Die Verschlammung ist kein Problem, wenn Du die Pflanzen samt Kies in Körbe setzt und die Körbe dann in den Filterteich stellst. Zum Reinigen/Auslichten nimmst Du die Körbe ganz einfach heraus und entleerst und reinigst den Filterteich vollkommen.

Beste Grüsse
Stefan


----------



## Teichforum.info (6. Juli 2003)

@ Stefan, 30 % kriege ich aus Platzmangel leider nicht hin, dafür ist der Hauptteich zu groß. Habe heute angefangen zu buddeln und werde max. auf 10 - 15 % kommen.

@ Tommi, den Filter wollte ich am Überlauf vom Pflanzenfilter zum Bachlauf aufstellen, aber wie Du sagst, ist es wohl besser, wenn ich den Spieß umdrehe und das Wasser erst durch den Filter und anschließend durch den Filterteich laufen lasse. Wäre das O.K. ?

Aber eine Frage fällt mir noch ein, ich habe gelesen, daß das Wasser von unten ( tiefste Stelle ) in den Pflanzenfilter gelangen soll und dann erst langsam aufsteigt, damit sich die groberen Partikel sofort am Grund setzen und den Pflanzenteich nicht mit durchlaufen. Ich habe aber noch keine Vorstellung wie man das hinbekommt. Ist damit gemeint, das ich den Schlauch vom Filter so verlängere, das er bis zum Grund des Pflanzenfilters reicht ?

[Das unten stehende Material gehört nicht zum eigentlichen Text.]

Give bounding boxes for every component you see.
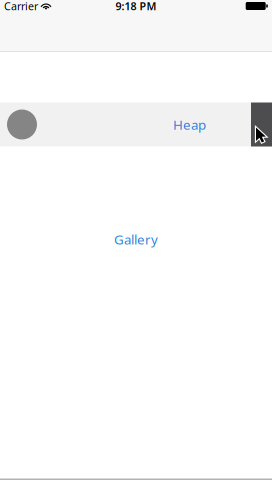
button[interactable]: Gallery — [114, 230, 158, 248]
button[interactable]: Heap — [0, 102, 251, 146]
staticText: Gallery — [114, 230, 158, 248]
staticText: Carrier — [4, 0, 38, 13]
button[interactable]: Delete — [251, 102, 272, 146]
staticText: Heap — [173, 116, 206, 133]
staticText: 9:18 PM — [116, 0, 156, 13]
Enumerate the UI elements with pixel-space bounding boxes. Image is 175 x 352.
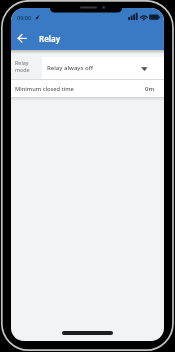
staticText: Relay always off bbox=[47, 64, 93, 72]
staticText: Relay mode bbox=[15, 59, 30, 73]
staticText: Minimum closed time bbox=[15, 85, 74, 93]
button[interactable] bbox=[15, 31, 30, 46]
staticText: 09:00 bbox=[17, 14, 32, 21]
button[interactable]: Relay mode bbox=[11, 57, 164, 80]
staticText: Relay bbox=[39, 33, 61, 44]
staticText: 0m bbox=[145, 85, 155, 93]
button[interactable]: Minimum closed time bbox=[11, 80, 164, 97]
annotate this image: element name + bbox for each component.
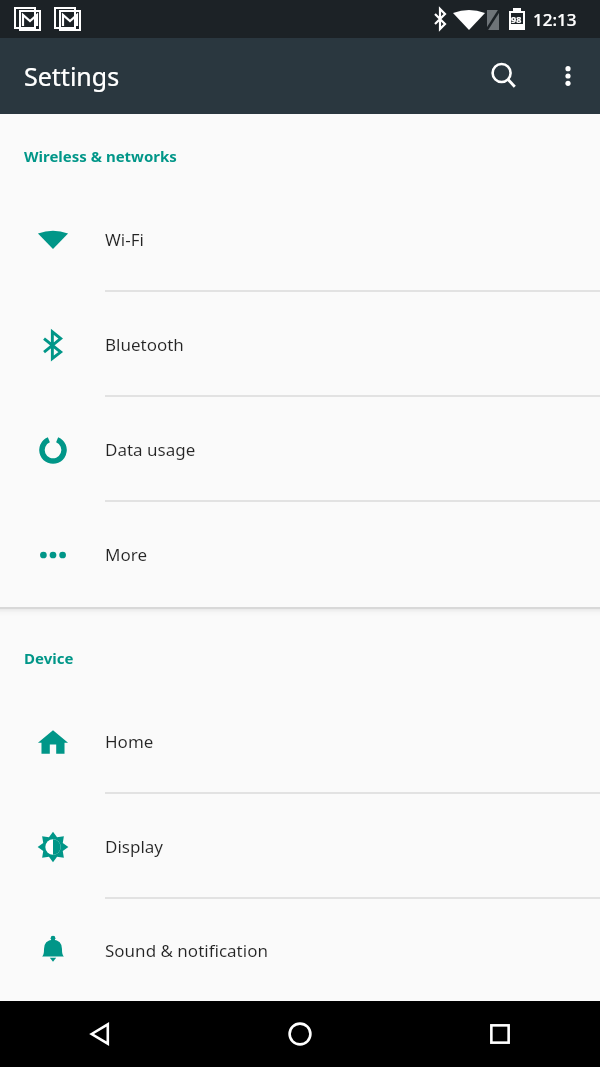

Ach so, habe Fische im Teich. 23 an der Zahl bei 20000 Liter ( 2 Kois, 8 Goldorfen, 3 Nasen, 10 Shibunkins ) stecken alle noch in den Kinderschuhen.  Ist wohl nicht zu viel, oder ? 

Gruß Jackie


----------



## Teichforum.info (6. Juli 2003)

*Reihenfolge*



			
				Jackie schrieb:
			
		

> @ Tommi, den Filter wollte ich am Überlauf vom Pflanzenfilter zum Bachlauf aufstellen, aber wie Du sagst, ist es wohl besser, wenn ich den Spieß umdrehe und das Wasser erst durch den Filter und anschließend durch den Filterteich laufen lasse. Wäre das O.K. ?

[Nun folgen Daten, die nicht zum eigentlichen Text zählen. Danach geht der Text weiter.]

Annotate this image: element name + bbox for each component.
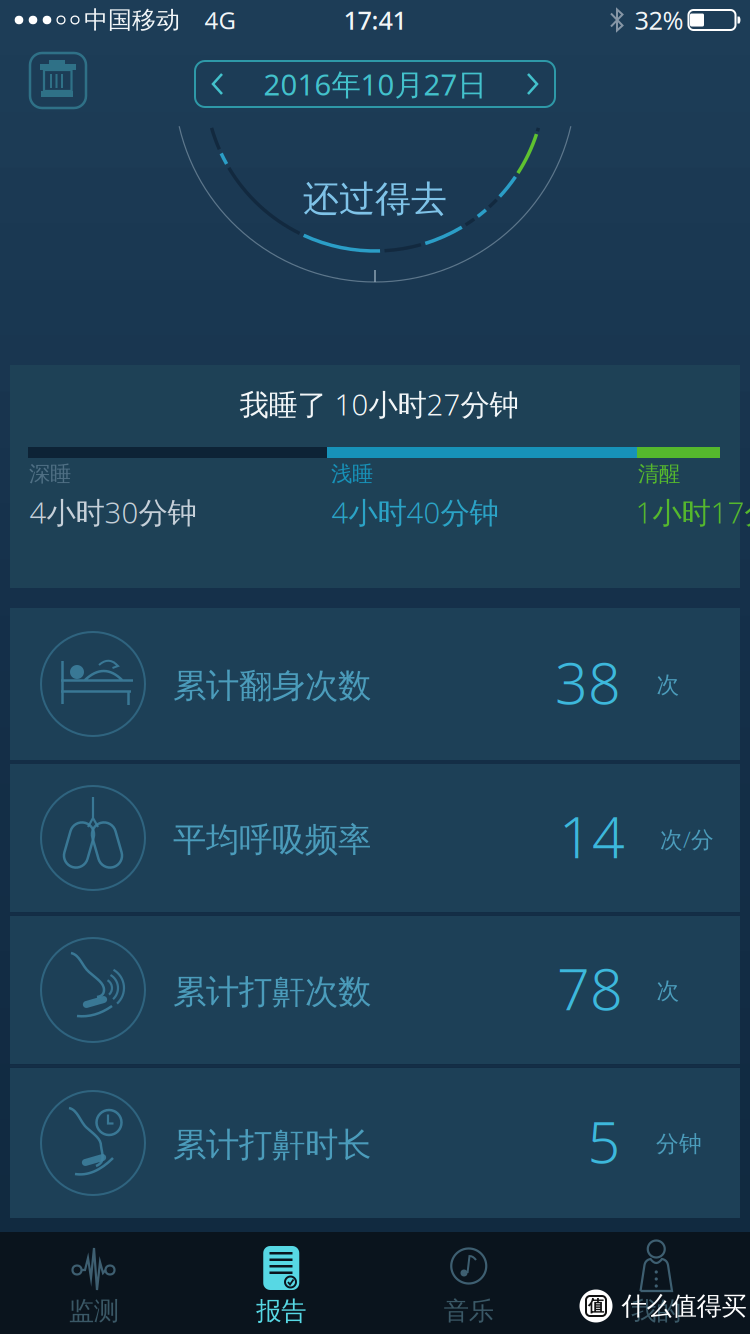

ich selbst war auch erst der Meinung, es geht ohne Vorfilter, aber Pusteblume .... der ganze Schmutz/Algen vom tiefsten Punkt in meinem Teich, wo sich echt alles sammelt, das verdreckt und belastet den Pflanzenfilter sehr. Momentan merke ich,daß alle Pflanzen kräftig Nährstoffe ziehen, denn es bilden sich "Flocken". Leider habe ich etwas zu spät den "Vorkriegsfilter" installiert, nun werde ich wohl im Herbst ne Reinigungsaktion machen.



			
				Jackie schrieb:
			
		

> Aber eine Frage fällt mir noch ein, ich habe gelesen, daß das Wasser von unten ( tiefste Stelle ) in den Pflanzenfilter gelangen soll und dann erst langsam aufsteigt, damit sich die groberen Partikel sofort am Grund setzen und den Pflanzenteich nicht mit durchlaufen. Ich habe aber noch keine Vorstellung wie man das hinbekommt. Ist damit gemeint, das ich den Schlauch vom Filter so verlängere, das er bis zum Grund des Pflanzenfilters reicht ?



Ich selbst sauge an der tiefsten Stelle in meinem Teich das Wasser in den "Vorkriegsfilter", das Wasser läuft von unten in den "Filter" und verwirbelt immer das schmutzige Wasser,sodaß sich nichts absetzen kann, sondern immer in Bewegung ist (Dies hat den Vorteil, das sich kein Schutz absetzt, allerdings des Nachteil,daß ich immer einmal am Tag reinigen muss) und läuft dann in den Pflanzenfilter, von dort aus zurück in den Hauptteich. Die Leistung der Pumpe habe ich per Bypass von 10.000 Litter auf ca. 5000 Liter reduziert, um das Wasser nicht zu schnell durch den Pflanzenfilter zu jagen. 



			
				Jackie schrieb:
			
		

> Ach so, habe Fische im Teich. 23 an der Zahl bei 20000 Liter ( 2 Kois, 8 Goldorfen, 3 Nasen, 10 Shibunkins ) stecken alle noch in den Kinderschuhen.  Ist wohl nicht zu viel, oder ?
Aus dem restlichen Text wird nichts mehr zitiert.